Ann R. Peters graduated from the University of Illinois, undergraduate, earning a Bachelors Degree in English from the College of Liberal Arts and Sciences.  Ms. Peters graduated from Northern Illinois University College of Law, studying International Human Rights Law abroad, and becoming a member of the New York State Bar and New York County Lawyers Association.  Ann worked in criminal law, personal injury law and immigration law before beginning private practice focused solely on U.S. Immigration Law in 2009.  Ms. Peters has successfully represented clients in removal defense and family based immigration, including cases of: Cancellation of Removal (grounds of inadmissibility and deportability, and appeals to the Board of Immigration Appeals for Lawful Permanent Residents and Non-Lawful Permanent Residents as well as to the Seventh Circuit Court of Appeals); Asylum, Withholding of Removal and Protection Under the Convention Against Torture; U-Visas; Waivers of Unlawful Presence and other grounds of inadmissibility; Adjustment of Status, including parents, children and spouses of U.S. Citizens and Lawful Permanent Residents, including waivers for crimes and grounds of inadmissibility; Prosecutorial Discretion for children and adults; Consular Processing for spouses, parents, siblings and children, including waivers of unlawful presence and other grounds of inadmissibility. Deferred Action for Childhood Arrivals has been a more recent policy Ms. Peters has worked with, helping many non-citizens get work authorization under the original DACA policy.

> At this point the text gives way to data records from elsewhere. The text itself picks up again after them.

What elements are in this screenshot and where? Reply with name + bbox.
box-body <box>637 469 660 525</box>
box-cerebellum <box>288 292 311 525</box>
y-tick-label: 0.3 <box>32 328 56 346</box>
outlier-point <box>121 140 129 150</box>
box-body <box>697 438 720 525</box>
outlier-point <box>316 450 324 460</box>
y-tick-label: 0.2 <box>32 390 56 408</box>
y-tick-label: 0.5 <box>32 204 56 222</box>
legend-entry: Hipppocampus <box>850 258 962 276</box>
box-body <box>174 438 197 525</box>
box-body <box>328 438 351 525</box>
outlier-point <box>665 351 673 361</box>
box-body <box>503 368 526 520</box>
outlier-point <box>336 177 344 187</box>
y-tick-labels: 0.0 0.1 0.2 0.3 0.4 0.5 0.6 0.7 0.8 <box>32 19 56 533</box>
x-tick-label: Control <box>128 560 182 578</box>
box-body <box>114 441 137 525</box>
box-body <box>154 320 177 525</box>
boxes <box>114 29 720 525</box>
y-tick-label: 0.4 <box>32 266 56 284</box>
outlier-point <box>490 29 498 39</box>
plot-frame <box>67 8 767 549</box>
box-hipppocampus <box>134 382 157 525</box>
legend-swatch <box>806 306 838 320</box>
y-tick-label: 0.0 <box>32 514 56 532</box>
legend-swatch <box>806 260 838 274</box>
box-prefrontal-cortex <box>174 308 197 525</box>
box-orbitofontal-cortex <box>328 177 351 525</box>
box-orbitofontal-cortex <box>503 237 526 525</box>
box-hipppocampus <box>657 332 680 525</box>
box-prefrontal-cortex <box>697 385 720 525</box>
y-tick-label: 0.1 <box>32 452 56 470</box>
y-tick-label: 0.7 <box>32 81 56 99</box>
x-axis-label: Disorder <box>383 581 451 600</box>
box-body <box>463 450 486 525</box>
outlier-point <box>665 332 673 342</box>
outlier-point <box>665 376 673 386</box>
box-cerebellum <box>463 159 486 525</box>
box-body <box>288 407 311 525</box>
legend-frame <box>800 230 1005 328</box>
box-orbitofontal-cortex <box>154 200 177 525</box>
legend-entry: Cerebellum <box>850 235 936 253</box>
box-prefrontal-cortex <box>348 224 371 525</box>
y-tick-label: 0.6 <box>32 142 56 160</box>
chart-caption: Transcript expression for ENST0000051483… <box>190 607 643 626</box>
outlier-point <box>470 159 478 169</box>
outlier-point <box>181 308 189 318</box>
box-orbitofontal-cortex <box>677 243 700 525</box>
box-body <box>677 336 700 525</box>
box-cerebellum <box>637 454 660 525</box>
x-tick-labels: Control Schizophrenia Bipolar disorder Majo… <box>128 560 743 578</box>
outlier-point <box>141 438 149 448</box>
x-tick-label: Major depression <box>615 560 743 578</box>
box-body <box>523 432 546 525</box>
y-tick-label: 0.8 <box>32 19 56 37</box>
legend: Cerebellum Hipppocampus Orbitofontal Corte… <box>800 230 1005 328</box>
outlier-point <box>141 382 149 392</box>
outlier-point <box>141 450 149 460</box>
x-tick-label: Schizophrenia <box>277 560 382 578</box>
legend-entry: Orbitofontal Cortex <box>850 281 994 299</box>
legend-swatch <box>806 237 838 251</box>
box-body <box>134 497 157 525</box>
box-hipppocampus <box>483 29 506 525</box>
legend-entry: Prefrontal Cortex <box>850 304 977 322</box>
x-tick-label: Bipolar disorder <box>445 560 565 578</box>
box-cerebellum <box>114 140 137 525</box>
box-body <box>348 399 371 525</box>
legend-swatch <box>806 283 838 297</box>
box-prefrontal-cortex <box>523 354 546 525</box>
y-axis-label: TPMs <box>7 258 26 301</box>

Now that President Obama has issued a new executive action, as of November 2014, several new programs aimed to help many parents of U.S. Citizens, and even more Deferred Action candidates due to a change in age limits for the policy, Ms. Peters will be working with clients to determine their eligibility; however the new DACA and DAPA programs have been put on hold as of February 2015, due to a District Court injunction which is now being challenged by the U.S. Department of Justice as of March 2015. And no forms will be issued or accepted by USCIS at this time, due to this injunction. However, under the new enforcement priorities announced by President Obama, which do remain in effect, Ms. Peters is continuing to counsel clients as to their position in relation to these priorities. And with respect to the new DACA and DAPA programs, determining eligibility can begin with criminal background checks and gathering documents to put a person in the best position possible, should these programs prevail in the appeals process.

Although a district court injunction has put the new DACA and DAPA programs announced in November 2014 on hold for now, as of March 12th, the Justice Department has filed an emergency motion for stay, which could allow the programs to go forward, at least in some states: on March 12th, 2015, the U.S. Justice Department filed an emergency motion for stay pending appeal, in Texas v. United States, requesting that the Fifth Circuit Court of Appeals stay the district court’s nationwide preliminary injunction in its entirety or, at minimum, for states other than Texas, or states that are not parties to the suit.